Heritability of chronic thermal tolerance and genetic correlations with growth traits in the Pacific oyster (Crassostrea gigas)

The increasing seawater temperature during summer months frequently results in severe mortalities in the Pacific oyster Crassostrea gigas around the world, becoming one of the most significant problems challenging the oyster farming industry. In northern China, significant recurrent summer losses of C. gigas have occurred, and its impact on oyster aquaculture has increased in recent years. Selective breeding for improved oyster resistance to high temperature could help to reduce this massive mortality, but the extent of genetic variation underlying this trait is currently unknown. In this study, we constructed 38 full-sib families using the wild C. gigas and estimated the genetic parameters by performing two month-long high-temperature challenge experiments (30 ℃). Experiment 1 was performed in March 2022 followed by experiment 2 in June 2022 (spawning season). In both challenge experiments, there were significant differences in survival among families, suggesting that C. gigas has a different ability to survive under heat stress.

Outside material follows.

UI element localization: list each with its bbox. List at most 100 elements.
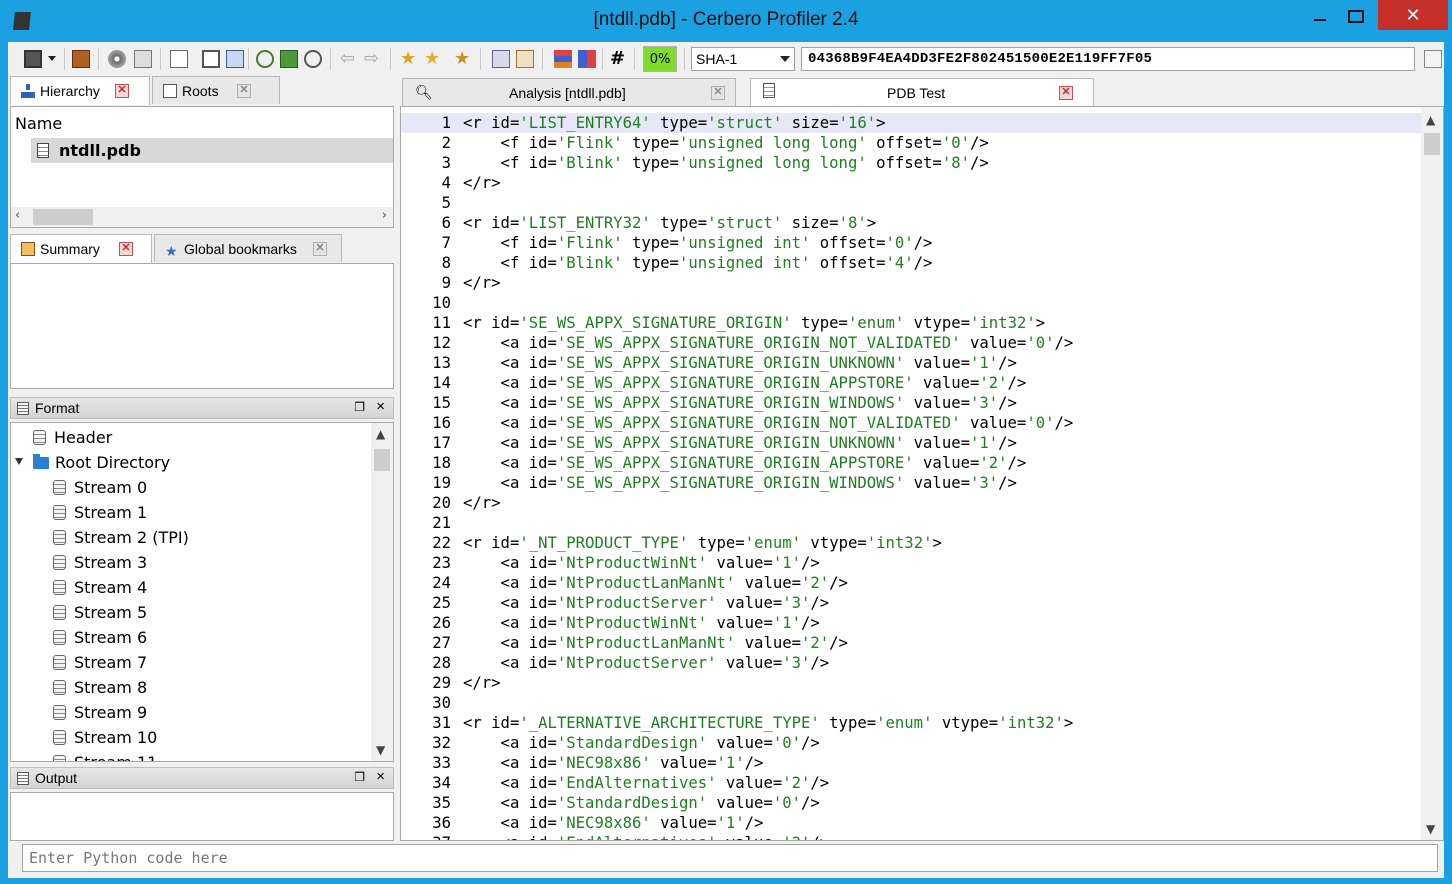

Notably, significantly greater mortality was observed for experiment 2, which related to reproductive status and may contribute to additional stress. Thermal tolerance was defined using both binary test survival and time of death traits. Heritability estimates for thermal tolerance were low to moderate (0.16–0.36 for experiment 1 and 0.16–0.33 for experiment 2) using both a Bayesian (MCMCglmm) and a likelihood-based (ASReml-R) approach and estimated heritability of the threshold animal model using ASReml-R (0.16) appeared to be lower compared to MCMCglmm (0.31–0.32). Notably, the genetic and phenotypic correlations for thermal tolerance between two experiments were 0.463 (BS) to 0.491 (TD) and 0.510 (family survival), respectively, which suggested a significant re-ranking of the family breeding values in different time periods. Finally, the genetic and phenotypic correlations were low between growth traits (shell height, shell length, and shell width) and thermal tolerance, suggesting that selection for these traits should be conducted separately. This study reports the first estimation of genetic parameters for chronic thermal tolerance in C. gigas and indicates that this trait is heritable and selective breeding for thermal tolerance is a feasible and promising approach to reduce summer mortality.